A claimant who has not obtained authorization from L&I can communicate with the examining medical provider as long as the communication is in writing or email and sent to all parties contemporaneously with a notice that any response must be in writing; is in person or by telephone at a date and time agreed to by all parties with L&I and the employer having the opportunity to participate; or is made pursuant to a properly scheduled and noted deposition.
General. In all cases, written authorization must be granted after the date the appeal is filed, and is good for 90 days. Written authorization is not needed if the claimant, employer, or L&I, as appropriate, fail to identify or confirm the medical provider as a witness.
The Board can determine whether the parties have made themselves reasonably available to participate in telephone conferences.
L&I and the Board are given rule-making authority to implement the legislation.
Appropriation: None.
Fiscal Note: Available.
Committee/Commission/Task Force Created: No.
Effective Date: Ninety days after adjournment of session in which bill is passed.

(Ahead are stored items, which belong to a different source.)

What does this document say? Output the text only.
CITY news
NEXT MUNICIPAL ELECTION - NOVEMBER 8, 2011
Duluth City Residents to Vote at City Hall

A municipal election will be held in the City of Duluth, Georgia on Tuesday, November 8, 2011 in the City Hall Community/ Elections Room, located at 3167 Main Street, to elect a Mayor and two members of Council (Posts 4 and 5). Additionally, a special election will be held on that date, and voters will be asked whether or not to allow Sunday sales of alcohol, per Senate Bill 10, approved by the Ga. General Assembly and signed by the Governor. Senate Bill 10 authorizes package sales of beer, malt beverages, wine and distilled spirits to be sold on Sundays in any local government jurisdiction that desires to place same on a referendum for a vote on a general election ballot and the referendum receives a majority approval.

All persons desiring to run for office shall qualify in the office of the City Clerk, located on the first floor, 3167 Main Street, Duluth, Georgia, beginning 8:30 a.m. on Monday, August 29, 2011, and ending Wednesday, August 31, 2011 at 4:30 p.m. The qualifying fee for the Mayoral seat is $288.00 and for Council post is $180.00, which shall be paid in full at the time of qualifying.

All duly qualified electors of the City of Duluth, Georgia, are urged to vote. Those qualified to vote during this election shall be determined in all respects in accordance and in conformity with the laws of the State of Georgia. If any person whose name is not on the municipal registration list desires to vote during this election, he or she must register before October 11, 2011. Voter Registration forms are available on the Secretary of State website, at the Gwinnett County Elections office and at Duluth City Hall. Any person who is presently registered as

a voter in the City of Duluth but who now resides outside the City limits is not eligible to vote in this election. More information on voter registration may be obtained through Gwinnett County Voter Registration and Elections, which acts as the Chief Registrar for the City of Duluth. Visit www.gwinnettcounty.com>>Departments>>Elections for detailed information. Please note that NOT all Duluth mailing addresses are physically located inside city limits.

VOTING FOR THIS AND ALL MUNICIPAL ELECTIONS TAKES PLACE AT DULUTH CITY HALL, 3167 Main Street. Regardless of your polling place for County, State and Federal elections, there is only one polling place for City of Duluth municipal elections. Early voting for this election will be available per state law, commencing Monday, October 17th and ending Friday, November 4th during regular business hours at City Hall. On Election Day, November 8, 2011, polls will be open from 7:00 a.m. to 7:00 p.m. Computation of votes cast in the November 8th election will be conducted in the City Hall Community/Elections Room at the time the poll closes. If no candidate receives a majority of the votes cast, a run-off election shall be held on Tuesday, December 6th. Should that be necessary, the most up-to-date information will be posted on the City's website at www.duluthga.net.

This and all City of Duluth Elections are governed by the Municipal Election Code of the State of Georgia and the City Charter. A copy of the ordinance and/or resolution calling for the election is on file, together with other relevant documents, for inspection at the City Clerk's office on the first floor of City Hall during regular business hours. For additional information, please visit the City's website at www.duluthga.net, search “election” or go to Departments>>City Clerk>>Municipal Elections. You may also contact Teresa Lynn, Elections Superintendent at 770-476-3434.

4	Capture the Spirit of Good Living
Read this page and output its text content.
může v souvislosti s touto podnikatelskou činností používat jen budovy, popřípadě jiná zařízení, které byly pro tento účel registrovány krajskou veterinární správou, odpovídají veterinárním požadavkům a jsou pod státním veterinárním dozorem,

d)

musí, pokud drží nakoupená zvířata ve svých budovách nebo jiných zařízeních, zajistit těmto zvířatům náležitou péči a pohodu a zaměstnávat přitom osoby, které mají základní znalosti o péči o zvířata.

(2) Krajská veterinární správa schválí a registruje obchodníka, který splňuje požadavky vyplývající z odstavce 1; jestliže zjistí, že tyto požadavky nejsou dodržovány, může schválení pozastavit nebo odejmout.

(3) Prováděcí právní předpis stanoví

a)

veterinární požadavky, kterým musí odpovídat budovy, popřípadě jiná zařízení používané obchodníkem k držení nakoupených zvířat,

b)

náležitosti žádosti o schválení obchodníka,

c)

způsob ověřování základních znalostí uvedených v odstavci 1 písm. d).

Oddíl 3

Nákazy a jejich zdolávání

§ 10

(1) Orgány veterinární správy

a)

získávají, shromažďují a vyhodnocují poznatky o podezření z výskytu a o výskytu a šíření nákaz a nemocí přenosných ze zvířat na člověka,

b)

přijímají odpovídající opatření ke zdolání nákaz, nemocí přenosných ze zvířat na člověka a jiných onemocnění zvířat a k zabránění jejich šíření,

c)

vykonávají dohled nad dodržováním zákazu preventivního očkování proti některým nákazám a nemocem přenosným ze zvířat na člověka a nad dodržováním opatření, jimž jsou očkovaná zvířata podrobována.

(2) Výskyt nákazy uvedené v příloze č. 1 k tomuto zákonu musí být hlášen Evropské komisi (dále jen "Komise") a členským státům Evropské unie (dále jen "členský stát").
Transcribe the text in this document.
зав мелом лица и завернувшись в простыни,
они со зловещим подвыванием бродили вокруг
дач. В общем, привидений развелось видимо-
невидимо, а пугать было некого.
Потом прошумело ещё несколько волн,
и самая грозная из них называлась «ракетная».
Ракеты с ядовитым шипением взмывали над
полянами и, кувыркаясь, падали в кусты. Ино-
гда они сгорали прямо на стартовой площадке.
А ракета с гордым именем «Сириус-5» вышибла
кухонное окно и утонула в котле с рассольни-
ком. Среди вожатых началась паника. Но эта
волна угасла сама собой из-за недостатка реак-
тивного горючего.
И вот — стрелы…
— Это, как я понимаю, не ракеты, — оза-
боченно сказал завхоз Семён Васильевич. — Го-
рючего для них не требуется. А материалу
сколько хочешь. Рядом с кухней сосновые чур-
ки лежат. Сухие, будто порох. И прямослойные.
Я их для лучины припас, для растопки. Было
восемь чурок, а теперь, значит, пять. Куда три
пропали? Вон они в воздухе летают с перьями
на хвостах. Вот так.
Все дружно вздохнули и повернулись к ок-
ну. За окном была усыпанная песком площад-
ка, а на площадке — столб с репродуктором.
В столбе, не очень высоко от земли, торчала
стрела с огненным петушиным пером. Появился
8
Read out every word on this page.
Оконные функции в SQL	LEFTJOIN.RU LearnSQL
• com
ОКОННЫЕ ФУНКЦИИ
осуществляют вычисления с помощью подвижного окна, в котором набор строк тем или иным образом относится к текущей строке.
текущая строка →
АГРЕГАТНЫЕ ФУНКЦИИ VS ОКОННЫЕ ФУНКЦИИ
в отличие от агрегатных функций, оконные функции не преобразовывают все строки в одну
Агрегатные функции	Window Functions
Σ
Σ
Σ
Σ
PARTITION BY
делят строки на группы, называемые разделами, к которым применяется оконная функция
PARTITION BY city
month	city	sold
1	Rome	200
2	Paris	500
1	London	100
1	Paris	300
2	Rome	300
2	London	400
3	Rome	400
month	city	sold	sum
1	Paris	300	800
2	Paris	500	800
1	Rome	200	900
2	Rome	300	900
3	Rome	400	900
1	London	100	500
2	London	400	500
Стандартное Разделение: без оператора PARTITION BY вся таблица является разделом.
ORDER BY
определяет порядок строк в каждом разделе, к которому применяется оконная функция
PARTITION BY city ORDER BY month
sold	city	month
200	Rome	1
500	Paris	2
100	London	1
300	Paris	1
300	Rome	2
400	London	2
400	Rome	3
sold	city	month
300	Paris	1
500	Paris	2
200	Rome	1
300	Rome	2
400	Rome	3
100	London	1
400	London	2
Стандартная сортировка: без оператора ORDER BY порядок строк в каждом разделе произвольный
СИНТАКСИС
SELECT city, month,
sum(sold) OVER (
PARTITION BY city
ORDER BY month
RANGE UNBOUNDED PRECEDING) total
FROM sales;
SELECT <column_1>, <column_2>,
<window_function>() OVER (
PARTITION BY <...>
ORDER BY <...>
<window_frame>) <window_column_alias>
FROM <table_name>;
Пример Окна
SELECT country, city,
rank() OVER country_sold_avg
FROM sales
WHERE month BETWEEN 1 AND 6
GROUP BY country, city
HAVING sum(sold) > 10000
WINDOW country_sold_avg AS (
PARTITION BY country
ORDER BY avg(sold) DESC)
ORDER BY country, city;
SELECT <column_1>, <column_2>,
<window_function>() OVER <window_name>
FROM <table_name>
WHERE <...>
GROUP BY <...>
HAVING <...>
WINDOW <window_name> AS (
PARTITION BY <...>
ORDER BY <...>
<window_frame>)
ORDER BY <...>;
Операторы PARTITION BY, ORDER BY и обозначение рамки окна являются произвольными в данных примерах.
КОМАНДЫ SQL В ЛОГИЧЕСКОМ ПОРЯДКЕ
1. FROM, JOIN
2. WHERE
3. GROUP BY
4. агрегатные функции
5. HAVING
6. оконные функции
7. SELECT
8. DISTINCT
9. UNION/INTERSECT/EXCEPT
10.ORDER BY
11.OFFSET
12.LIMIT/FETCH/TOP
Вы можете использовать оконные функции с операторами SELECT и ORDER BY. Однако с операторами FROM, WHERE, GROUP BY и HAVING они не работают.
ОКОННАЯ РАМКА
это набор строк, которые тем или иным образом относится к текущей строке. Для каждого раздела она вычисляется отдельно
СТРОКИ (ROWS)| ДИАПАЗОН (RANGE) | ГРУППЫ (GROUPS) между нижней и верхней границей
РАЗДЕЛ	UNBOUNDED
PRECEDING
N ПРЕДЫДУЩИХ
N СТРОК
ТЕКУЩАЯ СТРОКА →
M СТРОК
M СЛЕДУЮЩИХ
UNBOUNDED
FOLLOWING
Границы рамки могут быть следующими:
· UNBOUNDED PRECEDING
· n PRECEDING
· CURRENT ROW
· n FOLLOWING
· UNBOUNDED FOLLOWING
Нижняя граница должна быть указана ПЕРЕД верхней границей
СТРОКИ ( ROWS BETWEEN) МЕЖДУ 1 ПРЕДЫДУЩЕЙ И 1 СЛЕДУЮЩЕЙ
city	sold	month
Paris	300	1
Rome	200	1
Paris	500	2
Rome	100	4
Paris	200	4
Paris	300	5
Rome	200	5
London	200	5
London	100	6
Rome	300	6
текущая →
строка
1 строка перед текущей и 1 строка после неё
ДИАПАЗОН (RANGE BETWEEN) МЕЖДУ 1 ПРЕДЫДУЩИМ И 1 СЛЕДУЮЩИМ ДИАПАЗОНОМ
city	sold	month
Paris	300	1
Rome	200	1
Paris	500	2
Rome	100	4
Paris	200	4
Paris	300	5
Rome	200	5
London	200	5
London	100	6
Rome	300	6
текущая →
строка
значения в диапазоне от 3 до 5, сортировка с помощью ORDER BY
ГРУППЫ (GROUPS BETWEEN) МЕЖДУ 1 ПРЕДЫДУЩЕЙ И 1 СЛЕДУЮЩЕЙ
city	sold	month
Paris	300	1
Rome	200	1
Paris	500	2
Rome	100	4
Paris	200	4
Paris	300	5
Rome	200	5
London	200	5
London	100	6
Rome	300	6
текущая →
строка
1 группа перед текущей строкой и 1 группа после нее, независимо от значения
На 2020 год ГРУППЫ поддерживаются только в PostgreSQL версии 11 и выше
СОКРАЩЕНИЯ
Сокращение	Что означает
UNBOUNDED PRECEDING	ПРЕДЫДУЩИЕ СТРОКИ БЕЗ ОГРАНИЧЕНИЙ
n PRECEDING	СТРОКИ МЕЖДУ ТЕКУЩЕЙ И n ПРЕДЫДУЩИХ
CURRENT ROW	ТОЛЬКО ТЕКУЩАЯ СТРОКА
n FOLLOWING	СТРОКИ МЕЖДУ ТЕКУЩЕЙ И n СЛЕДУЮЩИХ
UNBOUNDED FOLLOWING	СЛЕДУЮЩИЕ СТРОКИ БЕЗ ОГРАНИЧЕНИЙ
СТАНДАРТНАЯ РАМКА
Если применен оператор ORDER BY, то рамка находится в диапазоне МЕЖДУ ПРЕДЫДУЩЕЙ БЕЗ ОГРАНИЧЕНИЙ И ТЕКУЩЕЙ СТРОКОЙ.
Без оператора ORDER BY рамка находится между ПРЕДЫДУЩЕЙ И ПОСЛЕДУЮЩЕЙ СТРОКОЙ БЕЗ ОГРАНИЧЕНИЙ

Staff Summary of Public Testimony: PRO: This is a well balanced bill that recognizes differences between L&I and self-insurers. The bill should help in resolution of claims, as all parties will be in the same room at same time hearing the same information. The bill will keep nonrelevant medical information out of workers compensation discussions. Ex parte restrictions only apply to issues before the Board. While workers compensations system may not be an adversarial situation, when there is an issue in front of the Board, there is a yes and a no, which makes it an adversarial situation. Everybody should get the same information at the same time. The bill would keep opposing attorneys from contacting an injured worker’s doctor without telling the injured worker. Information can still be exchanged about an issue up until the issue goes before the Board. Doctors are approached and harassed to change their opinions, and this bill will prevent that. There are ample reasons to treat L&I and self-insured employers different in this legislation, including L&I’s role as a trustee of the Workers Compensation Fund. Injured workers deserve the protections contain in the legislation.
CON: The bill represents a fundamental change to the state workers comp system, one which has already been rejected by the state Supreme Court. Employers and L&I should be treated the same. The bill will increase deposition and attorney costs for employers. The bill will increase complexity for medical providers when determining when they can and cannot release information, particularly in complex claims where appeals run simultaneously with ongoing claim management. This bill could increase potential liability for health care workers. For self-insurers, the cost will be high and will affect public employers. This is a law looking for a problem. The bill treats parties who are equally situated in a disparate way in the system. The bill prohibits contact with any doctor who treated the injured worker, including doctors who are no longer treating the worker.
Persons Testifying: PRO: Owen Linch, Joint Council of Teamsters; Michael Temple, Washington State Association for Justice; David Johnson, Washington State Building Trades; Kathy Comfort, Small, Snell, Weiss & Comfort.
CON: Kris Tefft, Association of Washington Business; Rebecca Forrestor, Group Health; Bernadette Pratt, Craig, Jessup & Stratton; Kathleen Collins, Washington Self Insurers Association, Washington Academy of Family Physicians, Spokane Transit; Kelly Early, Educational Service District 113 Workers Compensation Trust.